Some will see this daily practice as a therapy to a stressful day at work while others believe that without fulfilling their conscientious watering duties their cosseted plants will die. However the truth about most plants is that so long as the planting preparation has been done correctly they will often do far better when left to their own devices.

Although it would be foolish to leave newly planted specimens without at least some additional watering during a hot, dry summer period, over-watering can often be a greater cause of plant death - rather than a lack of water - as a waterlogged soil can effectively ‘drown’ the plants fine root-hairs which are used to draw up both water and nutrients into the main body of the plant.

There is another problem that can occur from regularly watering the leaves and that is the increased travel of fungal infection on susceptible plants. Fungal spores germinate in conditions of high humidity and are often spread via water droplets.

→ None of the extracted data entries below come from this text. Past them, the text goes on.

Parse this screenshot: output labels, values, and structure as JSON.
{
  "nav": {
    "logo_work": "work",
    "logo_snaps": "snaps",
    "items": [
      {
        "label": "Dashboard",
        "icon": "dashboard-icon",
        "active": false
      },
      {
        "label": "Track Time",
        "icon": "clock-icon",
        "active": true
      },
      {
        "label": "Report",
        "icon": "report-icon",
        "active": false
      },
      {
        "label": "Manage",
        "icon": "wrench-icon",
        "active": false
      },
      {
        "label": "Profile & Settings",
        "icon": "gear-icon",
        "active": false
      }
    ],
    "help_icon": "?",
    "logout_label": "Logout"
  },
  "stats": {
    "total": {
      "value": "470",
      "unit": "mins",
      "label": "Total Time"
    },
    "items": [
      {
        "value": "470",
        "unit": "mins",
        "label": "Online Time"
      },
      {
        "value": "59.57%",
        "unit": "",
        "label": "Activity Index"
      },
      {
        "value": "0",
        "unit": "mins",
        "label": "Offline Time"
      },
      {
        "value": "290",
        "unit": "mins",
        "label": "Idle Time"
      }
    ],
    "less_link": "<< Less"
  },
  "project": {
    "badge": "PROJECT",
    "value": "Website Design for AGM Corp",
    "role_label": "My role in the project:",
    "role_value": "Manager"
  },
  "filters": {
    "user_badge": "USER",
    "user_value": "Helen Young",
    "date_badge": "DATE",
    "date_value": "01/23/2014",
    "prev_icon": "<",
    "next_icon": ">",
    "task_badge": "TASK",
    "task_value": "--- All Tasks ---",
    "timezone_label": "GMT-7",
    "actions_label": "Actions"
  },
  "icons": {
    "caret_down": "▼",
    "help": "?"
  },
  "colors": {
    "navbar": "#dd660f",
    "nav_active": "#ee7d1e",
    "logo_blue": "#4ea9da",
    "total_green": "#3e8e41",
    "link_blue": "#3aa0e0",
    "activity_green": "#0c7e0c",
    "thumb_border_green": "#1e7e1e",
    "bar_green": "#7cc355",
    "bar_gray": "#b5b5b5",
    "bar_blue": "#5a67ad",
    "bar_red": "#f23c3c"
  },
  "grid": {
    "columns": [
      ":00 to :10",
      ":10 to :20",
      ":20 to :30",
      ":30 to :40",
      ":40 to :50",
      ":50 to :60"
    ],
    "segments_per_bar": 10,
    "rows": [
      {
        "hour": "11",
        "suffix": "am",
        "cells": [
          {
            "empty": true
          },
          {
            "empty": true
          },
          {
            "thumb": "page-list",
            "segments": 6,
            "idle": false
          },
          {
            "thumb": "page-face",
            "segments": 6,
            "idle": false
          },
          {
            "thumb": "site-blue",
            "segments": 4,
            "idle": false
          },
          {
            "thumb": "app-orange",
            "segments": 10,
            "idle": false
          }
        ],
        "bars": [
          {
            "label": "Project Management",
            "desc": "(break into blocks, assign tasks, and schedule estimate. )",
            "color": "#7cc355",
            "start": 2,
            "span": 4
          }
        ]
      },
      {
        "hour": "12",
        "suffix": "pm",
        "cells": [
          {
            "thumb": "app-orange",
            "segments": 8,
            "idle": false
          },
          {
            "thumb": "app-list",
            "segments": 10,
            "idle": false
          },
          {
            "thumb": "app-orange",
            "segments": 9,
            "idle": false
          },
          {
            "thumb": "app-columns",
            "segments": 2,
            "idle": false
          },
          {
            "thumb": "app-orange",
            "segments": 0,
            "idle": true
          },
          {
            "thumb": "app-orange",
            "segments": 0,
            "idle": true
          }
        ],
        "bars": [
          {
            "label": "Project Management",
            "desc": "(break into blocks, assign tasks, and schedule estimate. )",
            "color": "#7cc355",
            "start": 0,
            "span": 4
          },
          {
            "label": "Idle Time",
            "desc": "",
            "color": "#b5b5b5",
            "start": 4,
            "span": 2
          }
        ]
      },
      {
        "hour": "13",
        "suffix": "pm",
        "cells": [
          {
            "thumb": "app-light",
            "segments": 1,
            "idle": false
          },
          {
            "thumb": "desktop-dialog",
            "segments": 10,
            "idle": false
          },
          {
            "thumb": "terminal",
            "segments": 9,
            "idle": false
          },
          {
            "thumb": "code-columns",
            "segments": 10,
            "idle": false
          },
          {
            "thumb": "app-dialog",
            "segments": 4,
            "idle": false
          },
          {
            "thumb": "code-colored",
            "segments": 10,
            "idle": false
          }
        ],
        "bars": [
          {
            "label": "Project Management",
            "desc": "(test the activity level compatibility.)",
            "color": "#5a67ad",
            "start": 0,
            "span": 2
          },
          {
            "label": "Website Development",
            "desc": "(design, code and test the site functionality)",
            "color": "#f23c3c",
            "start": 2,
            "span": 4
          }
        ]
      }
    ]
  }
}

By watering in the evenings it is difficult for the water to naturally evaporate as it would do during the heat of the day and so high humidity within the leaf canopies of mature shrubs can persist all throughout the night and into the beginning of the day creating ideal extended conditions for fungal spore production.

1. Resist the temptation to water every day as this can promote water-logging and cause fibrous roots to grow towards the soil surface instead of downward towards the water table. In dry spells this makes it difficult for the plant to cope, unable to source water that is deeper within the soil.

2. Try to water no more than once a week, but when you do make sure that you give your plants a good soaking. This will help to encourage deeper root growth making your plants far more capable of tolerating periods of drought by sourcing their water from the natural water table.

3. Water in the mornings if possible and preferably before 11:00am. This can help to reduce leaf scorching on fine leaved plants as is often witnessed on Japanese Acers and allow high humidities with plant canopies to dry off during the heat of the main part of the day. Leaf scorching can occur when a resting water droplet acts like a lens. They are able to magnify sunlight and heat onto the leaf surface, killing the living cells within. This will result in unsightly brown spots on the leaves where the cells below have died.

4. Avoid spraying the leaves of plants – especially in the evenings – as this can help spread fungal infections on susceptible plants.

6. When watering your plants, place the hose so that it is as close to the ground as possible. That way as much of the water as possible can get to where it is needed most - the roots!

7. When using spray guns or adjustable nozzles always use a soft spray especially when watering container grown plants. Using a highly focused jet may be able to penetrate deeper into the soil but it will also rip up thin roots damaging those all important 'root-hairs' which - if the plant has no-longer attached -will then be unable to take up the water you have supplied.